Diary of a busy practitioner, juggling work and family somewhere in England. This week: climate change

Recently I asked my boss if we could consider having an eco-friendly policy at work. My boss, who is about my dad’s age, said it was not top of his list of things to do right now. 

Anonymous

I’m wondering when it will be top of the list. I wonder when- or if- this generation, who have gone from wearing clothes made by their mums and only bathing once a week to getting their dinner in eight different plastic M&S containers every night, will ever 'get it'.

At home we have been making small changes. We are changing to a renewable electricity tariff, and buying an electric heater for days when there is only one of us at home, working in one room, to save putting the heating on.

A year or two ago I literally didn’t realise nothing was being done with my plastic packaging after I used it. When I was pregnant, I could only stomach icy cold water so I would take a few sips out of a plastic bottle from the fridge and then throw the rest away in favour of a new cold one out of the fridge. I thought putting the bottles in the recycling bin was enough. I just didn’t think any further than that, but if I had thought about it I guess I would have assumed it was all recycled in an environmentally friendly, cost-effective way. I didn’t recycle our food waste (of which there is far too much) because surely it breaks down anyway?

I still think there is a massive lack of proper information about recycling. But we do now know that my plastic bottles are strangling fish and/or being burned in great noxious fires in Malaysia. I now know that if I put my food waste in the general waste it will create greenhouse gases in landfill rather than being used for compost. So, we have bought beeswax wraps and stopped buying cling film. We are getting our milk delivered in glass bottles again. We have stopped buying baby wipes for sticky fingers and bought brilliant microfibre fabric alternatives. We are washing our hands and bodies with bars of soap, and trialling some shampoo bars. We are buying tins of baked beans instead of the snap-pots, and if I can’t get mushrooms loose I am simply not buying them. We are having a couple of meat-free dinners a week. My trip to a zero waste shop, unfortunately and ironically, resulted in DALC2 and I dropping the lot as we left and a month later my footwells are still full of rice. The point is that none of these changes are affecting our lives at all. I know it is not enough, but it is a start, and it is a signal to supermarkets that things need to change.
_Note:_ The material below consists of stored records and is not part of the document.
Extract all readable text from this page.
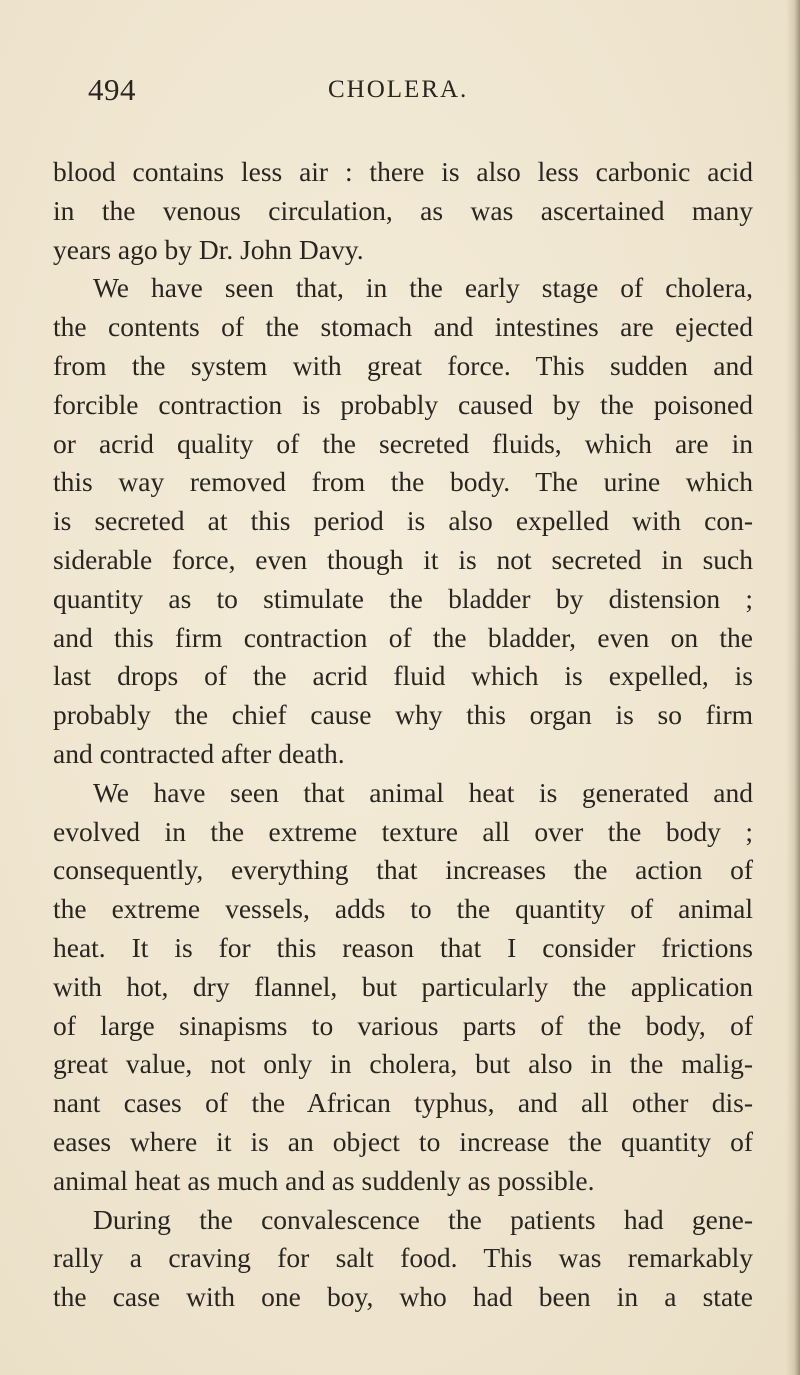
494	CHOLERA.
blood contains less air : there is also less carbonic acid
in the venous circulation, as was ascertained many
years ago by Dr. John Davy.
We have seen that, in the early stage of cholera,
the contents of the stomach and intestines are ejected
from the system with great force. This sudden and
forcible contraction is probably caused by the poisoned
or acrid quality of the secreted fluids, which are in
this way removed from the body. The urine which
is secreted at this period is also expelled with con-
siderable force, even though it is not secreted in such
quantity as to stimulate the bladder by distension ;
and this firm contraction of the bladder, even on the
last drops of the acrid fluid which is expelled, is
probably the chief cause why this organ is so firm
and contracted after death.
We have seen that animal heat is generated and
evolved in the extreme texture all over the body ;
consequently, everything that increases the action of
the extreme vessels, adds to the quantity of animal
heat. It is for this reason that I consider frictions
with hot, dry flannel, but particularly the application
of large sinapisms to various parts of the body, of
great value, not only in cholera, but also in the malig-
nant cases of the African typhus, and all other dis-
eases where it is an object to increase the quantity of
animal heat as much and as suddenly as possible.
During the convalescence the patients had gene-
rally a craving for salt food. This was remarkably
the case with one boy, who had been in a state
It is the same at work. Being the only firm in the area with an eco-friendly policy could lead to some great marketing opportunities, and what would we actually have to do? Funny you should ask, because I have a list:

  1. Replace plastic cups in reception with glasses

  2. Turn off our machines at night, including the stand-by lights

  3. Switch to a renewable energy tariff

  4. Encourage car shares and cycling to work

  5. Provide recycling bins for all our paper and our lunch packaging

  6. Provide all staff with a reusable coffee cup

  7. Go paper-lite, not printing emails for example

  8. When we cater an event, source the food from an eco-friendly cafe and consider making the whole thing vegetarian, or at least cutting out beef

If we don’t do these things, and much more too, with the support of government and business, the thirty or so years between now and Greta Thunberg quite rightly being in charge of the world will see the behaviour of my dad’s generation, my boss’ generation, Donald Trump’s generation having an actual impact on our children’s lives and health. It was 21.2 degrees celsius on 26 February this year. These extremes of weather have a massive effect on amphibians, migratory birds, coral reefs, flowers and my kids who should have been sledging, not getting bitten by insects that should have died over the winter. The overall increase in temperature- which the Paris Agreement aims to keep at 1.5 degrees celsius- is literally sinking Jakarta as sea levels rise. And although I jest about my ratbags, the International Organisation on Migration estimates that up to 200 million adults and children could be displaced by climate change before 2050.

Children are politically engaged like never before and it is wonderful. Let us be led by our children, these children who are principled and so very strong. Let us vote with them in mind, and live the remainder of our lives in a way that won’t be to their long term detriment.

As lawyers, we are being urged to think of what we can do to get climate change at the heart of the legal agenda. Kate Cook of Matrix Chambers convincingly argued, during London Climate Action Week, that the climate emergency is now a human rights issue. At 12.30pm on Wednesday 9th October 2019 Lawyers for Nature and Extinction Rebellion UK are inviting other lawyers, law students and non-lawyers to march with them from the Royal Courts of Justice into the legal district. Let us do our bit as lawyers- whether that involves marching, putting the human rights perspective at the forefront of our minds when litigating and making deals, or even just giving someone a lift to work.